Dans le quartier du Vieux-Pont, à Nanterre, d’où était originaire Nahel, 17 ans, tué par un policier le 27 juin, les habitants, endeuillés, partagent la colère d’une jeunesse abandonnée et dénoncent le racisme, le harcèlement des forces de l’ordre, et l’abandon général dont ils s’estiment victimes.

« Les journalistes, vous ne venez que lorsqu’il y a un mort et des émeutes. Des vautours ! Le reste de l’année, on ne vous voit jamais », lance Samir, la trentaine, lorsque nous nous présentons en arrivant dans le quartier du Vieux-Pont, à Nanterre.
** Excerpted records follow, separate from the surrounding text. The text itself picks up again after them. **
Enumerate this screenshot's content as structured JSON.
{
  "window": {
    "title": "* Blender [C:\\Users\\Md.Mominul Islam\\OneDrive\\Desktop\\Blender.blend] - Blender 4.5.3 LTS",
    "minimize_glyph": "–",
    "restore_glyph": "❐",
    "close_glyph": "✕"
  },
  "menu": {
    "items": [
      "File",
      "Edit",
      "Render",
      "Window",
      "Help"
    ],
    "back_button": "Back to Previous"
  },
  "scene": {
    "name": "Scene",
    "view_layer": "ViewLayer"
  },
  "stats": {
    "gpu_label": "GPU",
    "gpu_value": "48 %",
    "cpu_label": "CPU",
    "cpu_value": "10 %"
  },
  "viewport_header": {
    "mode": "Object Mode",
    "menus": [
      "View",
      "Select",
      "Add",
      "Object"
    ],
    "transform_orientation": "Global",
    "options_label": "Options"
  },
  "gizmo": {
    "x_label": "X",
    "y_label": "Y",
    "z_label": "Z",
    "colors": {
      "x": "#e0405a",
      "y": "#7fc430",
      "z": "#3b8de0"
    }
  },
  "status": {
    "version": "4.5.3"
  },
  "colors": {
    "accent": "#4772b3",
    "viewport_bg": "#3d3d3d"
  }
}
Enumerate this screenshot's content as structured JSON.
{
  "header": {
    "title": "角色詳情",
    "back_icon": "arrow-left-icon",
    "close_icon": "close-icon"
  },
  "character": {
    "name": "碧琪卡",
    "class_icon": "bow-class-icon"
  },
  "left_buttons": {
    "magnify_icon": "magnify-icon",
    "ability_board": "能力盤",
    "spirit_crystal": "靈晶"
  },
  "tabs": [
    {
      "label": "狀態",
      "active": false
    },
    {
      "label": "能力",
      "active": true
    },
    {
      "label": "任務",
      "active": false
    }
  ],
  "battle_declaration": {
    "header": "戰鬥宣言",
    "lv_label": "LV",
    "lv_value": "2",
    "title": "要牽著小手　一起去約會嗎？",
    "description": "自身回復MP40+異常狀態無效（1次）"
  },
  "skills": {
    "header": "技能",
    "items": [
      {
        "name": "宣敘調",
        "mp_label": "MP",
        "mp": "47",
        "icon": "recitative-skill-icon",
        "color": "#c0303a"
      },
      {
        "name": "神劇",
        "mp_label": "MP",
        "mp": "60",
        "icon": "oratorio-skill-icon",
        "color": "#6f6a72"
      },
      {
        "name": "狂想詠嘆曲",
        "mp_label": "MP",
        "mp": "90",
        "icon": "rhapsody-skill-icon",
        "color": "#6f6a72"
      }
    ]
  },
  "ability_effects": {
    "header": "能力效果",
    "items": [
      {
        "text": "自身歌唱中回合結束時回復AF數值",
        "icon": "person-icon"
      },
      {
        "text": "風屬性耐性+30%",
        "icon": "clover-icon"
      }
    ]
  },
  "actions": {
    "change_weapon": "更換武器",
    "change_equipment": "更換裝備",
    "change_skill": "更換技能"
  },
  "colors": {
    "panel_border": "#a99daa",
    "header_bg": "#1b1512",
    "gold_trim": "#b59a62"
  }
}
Quelques barres d’immeubles, un terrain de sport abandonné, un gymnase en ruines et jamais reconstruit, une annexe de la mairie fermée… l’abandon du quartier saute aux yeux et il ne date pas d’hier. Mais, depuis vingt-quatre heures, les médias affluent à la recherche des proches de Nahel, tué le 27 juin par un policier lors d’un contrôle routier. Certains attendent les prochains heurts entre les jeunes du quartier et les forces de l’ordre.

Les yeux humides, Samir ne décolère pas. « Les médias ont voulu salir la mémoire de Nahel en essayant de lui coller des affaires judiciaires inexistantes. Sans la vidéo enregistrée par le témoin, la version des policiers soi-disant percutés par la voiture de Nahel, l’aurait emporté. Et là, parce que des célébrités ont pris sa défense comme Omar Sy, il est de bon ton de venir faire son portrait. Vous cherchez tous à faire vos scoops sur un mort. À celui qui aura l’info que l’autre n’a pas. Peut-être aurait-il fallu venir voir avant comment il a grandi, comment l’État nous traite dans les cités, comment la police nous harcèle. » (...)

Moustapha a tout vu disparaître dans le quartier. Les médiateurs, les policiers de proximité. « Les quartiers s’enflamment, les politiques ont peur et les journalistes arrivent. C’est la seule solution quand on vient de nos quartiers pour se faire entendre. »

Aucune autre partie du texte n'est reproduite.